Some media expressed disbelief at Paul’s accusation that transgender drugs are even given to children. However, one of the leading specialists in the field of transgender medicine is Dr. Johanna Olson-Kennedy of Children’s Hospital Los Angeles, who received at least $5.7 million from the National Institutes for Health to study the “impact of early medical treatment on transgender youth.”
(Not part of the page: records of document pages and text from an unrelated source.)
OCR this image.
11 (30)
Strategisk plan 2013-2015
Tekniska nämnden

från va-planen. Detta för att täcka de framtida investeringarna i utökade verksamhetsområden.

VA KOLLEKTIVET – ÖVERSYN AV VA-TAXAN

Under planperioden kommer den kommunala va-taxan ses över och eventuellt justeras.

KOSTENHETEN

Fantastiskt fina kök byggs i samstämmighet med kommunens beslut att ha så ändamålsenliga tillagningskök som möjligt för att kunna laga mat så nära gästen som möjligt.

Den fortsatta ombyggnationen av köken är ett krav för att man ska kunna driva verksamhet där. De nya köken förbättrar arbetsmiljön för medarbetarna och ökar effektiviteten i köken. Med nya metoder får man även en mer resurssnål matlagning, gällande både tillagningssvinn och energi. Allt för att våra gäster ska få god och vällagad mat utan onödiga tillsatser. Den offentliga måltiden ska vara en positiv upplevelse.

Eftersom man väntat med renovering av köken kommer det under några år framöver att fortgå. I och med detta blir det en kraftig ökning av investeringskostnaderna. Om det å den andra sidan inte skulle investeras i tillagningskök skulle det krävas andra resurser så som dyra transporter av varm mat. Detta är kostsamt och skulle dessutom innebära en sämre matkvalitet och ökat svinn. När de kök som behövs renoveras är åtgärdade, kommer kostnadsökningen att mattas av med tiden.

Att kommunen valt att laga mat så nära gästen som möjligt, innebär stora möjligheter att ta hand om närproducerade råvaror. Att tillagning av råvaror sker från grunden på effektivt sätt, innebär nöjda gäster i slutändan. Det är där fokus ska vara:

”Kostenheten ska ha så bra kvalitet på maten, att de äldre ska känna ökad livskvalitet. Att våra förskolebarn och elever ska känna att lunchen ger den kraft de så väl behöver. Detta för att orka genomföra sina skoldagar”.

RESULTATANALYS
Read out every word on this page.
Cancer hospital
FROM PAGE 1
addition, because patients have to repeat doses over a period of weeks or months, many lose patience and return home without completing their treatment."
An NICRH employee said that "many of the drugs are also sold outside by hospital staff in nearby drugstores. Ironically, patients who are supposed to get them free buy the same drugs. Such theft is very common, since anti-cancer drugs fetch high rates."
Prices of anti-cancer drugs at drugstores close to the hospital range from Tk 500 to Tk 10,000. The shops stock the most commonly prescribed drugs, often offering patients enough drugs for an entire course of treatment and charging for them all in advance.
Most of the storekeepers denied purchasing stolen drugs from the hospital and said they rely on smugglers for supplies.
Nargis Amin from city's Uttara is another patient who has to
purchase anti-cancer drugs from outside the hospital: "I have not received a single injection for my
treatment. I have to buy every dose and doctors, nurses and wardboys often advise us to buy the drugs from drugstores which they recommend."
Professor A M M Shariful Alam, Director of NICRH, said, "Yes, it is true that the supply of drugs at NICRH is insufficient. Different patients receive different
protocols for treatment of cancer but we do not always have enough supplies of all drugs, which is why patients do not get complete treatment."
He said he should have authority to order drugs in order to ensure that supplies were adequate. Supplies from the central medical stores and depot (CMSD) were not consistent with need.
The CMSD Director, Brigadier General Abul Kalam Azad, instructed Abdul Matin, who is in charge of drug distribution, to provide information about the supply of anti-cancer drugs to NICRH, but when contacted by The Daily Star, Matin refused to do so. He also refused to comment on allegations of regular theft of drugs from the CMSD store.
The study was altered to lower the minimum age of treatment from 13 to 8 years so that children as young as 8 could receive not just hormone blockers but potent doses of irreversible “cross-sex hormones” testosterone and estrogen.
‘Transgender’ Regrets
In December, the United Kingdom’s High Court ruled in favor of a young woman, Keira Bell, who said she was treated as a “guinea pig” at a gender-identity clinic for children and that she regrets the “devastating experiment” of taking the puberty-blocking drugs that led to more potent cross-sex hormones and then a double mastectomy at age 20.
Like the Alabama Senate bill, the U.K. court ruled that it is unlikely that children under 16 are able to grasp the “long-term risks and consequences” and give informed consent to risky medical interventions that may lead down a one-way path to drastic sex-change surgeries.
Social media platforms are rife with complaints from transgender youths who have been put on hormone treatments as part of “transgender therapy. A recent Reddit post on a page called Asktransgender says, “I just got diagnosed with osteopenia at age 24. This is the direct result of the incompetence of at least 3 endocrinologists in my city who never knew how to raise my [estrogen] levels properly and simply never cared.”
“Literally every [sic] adults but also doctors in my life failed and neglected me, and I now have to suffer the consequences of it,” the entry said, “having to deal with the bone density/quality of a postmenopausal elderly woman before I could even reach my mid-20s, adding to the crippling mental illnesses.”